Monseñor Matta a souligné que l’Institut permettra aux laïcs de redécouvrir la Parole de Dieu et de la vivre en profondeur, se préparant ainsi à répondre aux défis culturels et sociaux de l’actualité.
Racines dans la foi, fruits dans le service
La devise de l’Institut — « Racines dans la foi, fruits dans le service » — résume sa mission : offrir une formation théologique solide, orientée à la fois vers le service ecclésial et l’engagement social, et favoriser le dialogue avec les différentes cultures et religions de la région.
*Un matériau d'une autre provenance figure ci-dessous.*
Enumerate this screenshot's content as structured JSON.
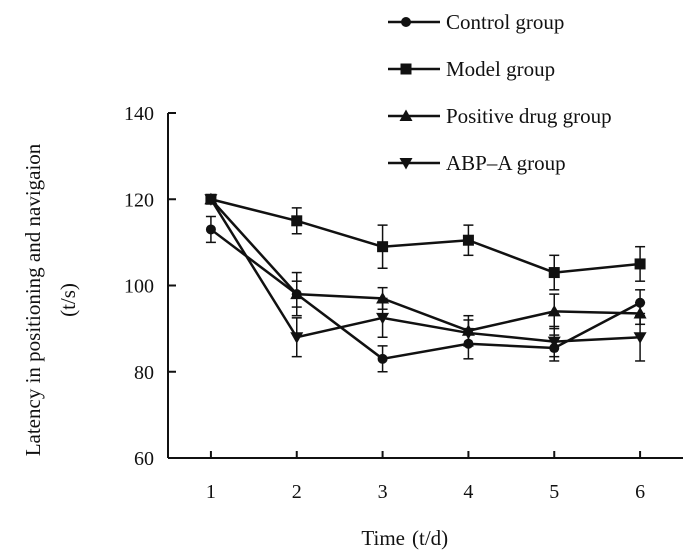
{
  "chart_data": {
    "type": "line",
    "title": "",
    "xlabel": "Time",
    "xlabel_unit": "(t/d)",
    "ylabel": "Latency in positioning and navigaion",
    "ylabel_unit": "(t/s)",
    "categories": [
      "1",
      "2",
      "3",
      "4",
      "5",
      "6"
    ],
    "x": [
      1,
      2,
      3,
      4,
      5,
      6
    ],
    "xlim": [
      0.5,
      6.5
    ],
    "ylim": [
      60,
      140
    ],
    "yticks": [
      60,
      80,
      100,
      120,
      140
    ],
    "ytick_labels": [
      "60",
      "80",
      "100",
      "120",
      "140"
    ],
    "grid": false,
    "legend_position": "top-right",
    "series": [
      {
        "name": "Control group",
        "marker": "circle",
        "values": [
          113,
          98,
          83,
          86.5,
          85.5,
          96
        ],
        "errors": [
          3,
          3,
          3,
          3.5,
          3,
          3
        ]
      },
      {
        "name": "Model group",
        "marker": "square",
        "values": [
          120,
          115,
          109,
          110.5,
          103,
          105
        ],
        "errors": [
          0,
          3,
          5,
          3.5,
          4,
          4
        ]
      },
      {
        "name": "Positive drug group",
        "marker": "triangle-up",
        "values": [
          120,
          98,
          97,
          89.5,
          94,
          93.5
        ],
        "errors": [
          0,
          5,
          2.5,
          3.5,
          4,
          2.5
        ]
      },
      {
        "name": "ABP–A group",
        "marker": "triangle-down",
        "values": [
          120,
          88,
          92.5,
          89,
          87,
          88
        ],
        "errors": [
          0,
          4.5,
          4.5,
          3,
          3.5,
          5.5
        ]
      }
    ]
  }
}
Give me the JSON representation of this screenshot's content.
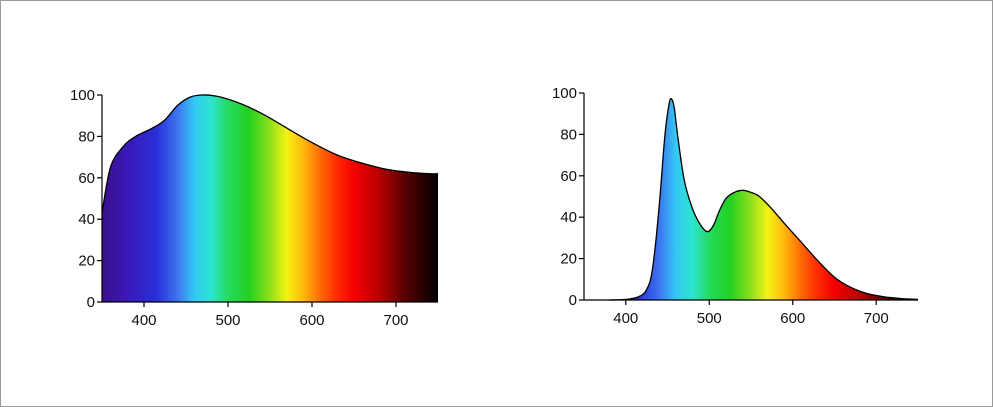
{
  "chart_data": [
    {
      "type": "area",
      "title": "",
      "xlabel": "",
      "ylabel": "",
      "xlim": [
        350,
        750
      ],
      "ylim": [
        0,
        100
      ],
      "xticks": [
        400,
        500,
        600,
        700
      ],
      "yticks": [
        0,
        20,
        40,
        60,
        80,
        100
      ],
      "grid": false,
      "fill": "visible-spectrum gradient by wavelength",
      "series": [
        {
          "x": [
            350,
            360,
            375,
            390,
            410,
            425,
            440,
            455,
            470,
            485,
            500,
            520,
            545,
            570,
            600,
            630,
            660,
            690,
            720,
            740,
            750
          ],
          "values": [
            43,
            65,
            75,
            80,
            84,
            88,
            95,
            99,
            100,
            99.5,
            98,
            95,
            90,
            84,
            77,
            71,
            67,
            64,
            62.5,
            62,
            62
          ]
        }
      ]
    },
    {
      "type": "area",
      "title": "",
      "xlabel": "",
      "ylabel": "",
      "xlim": [
        350,
        750
      ],
      "ylim": [
        0,
        100
      ],
      "xticks": [
        400,
        500,
        600,
        700
      ],
      "yticks": [
        0,
        20,
        40,
        60,
        80,
        100
      ],
      "grid": false,
      "fill": "visible-spectrum gradient by wavelength",
      "series": [
        {
          "x": [
            380,
            400,
            415,
            425,
            432,
            440,
            447,
            452,
            455,
            458,
            462,
            470,
            480,
            490,
            498,
            505,
            512,
            520,
            530,
            540,
            550,
            560,
            575,
            590,
            610,
            630,
            650,
            670,
            690,
            710,
            730,
            750
          ],
          "values": [
            0,
            0.3,
            1.5,
            5,
            15,
            45,
            80,
            95,
            97,
            93,
            80,
            58,
            44,
            36,
            33,
            36,
            43,
            49,
            52,
            53,
            52,
            50,
            44,
            37,
            28,
            19,
            11,
            6,
            3,
            1.5,
            0.7,
            0.3
          ]
        }
      ]
    }
  ]
}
Le patriarche a rappelé que la formation reçue dans l’enfance n’est pas suffisante pour soutenir la vie adulte : « Il faut un approfondissement qui rende la foi plus consciente et enracinée dans les cœurs ».
Le programme biennal mènera à un diplôme officiel, habilitant hommes et femmes à témoigner de l’Évangile avec compétence, engagement et passion.
Une mission pour les « pierres vivantes » de Terre Sainte
Dans un contexte où les chrétiens sont appelés « pierres vivantes », l’Institut se propose comme un laboratoire de foi et de pensée, nourri par l’étude, la prière et la réflexion. « Notre mission — a affirmé le père Al-Rai — est de préparer des hommes et des femmes à servir l’Évangile, en portant un message d’amour et de paix à la société et à la patrie ».
La cérémonie s’est conclue par la prière du Notre Père, demandant à l’Esprit Saint d’accompagner les enseignants et les étudiants dans ce nouveau chemin.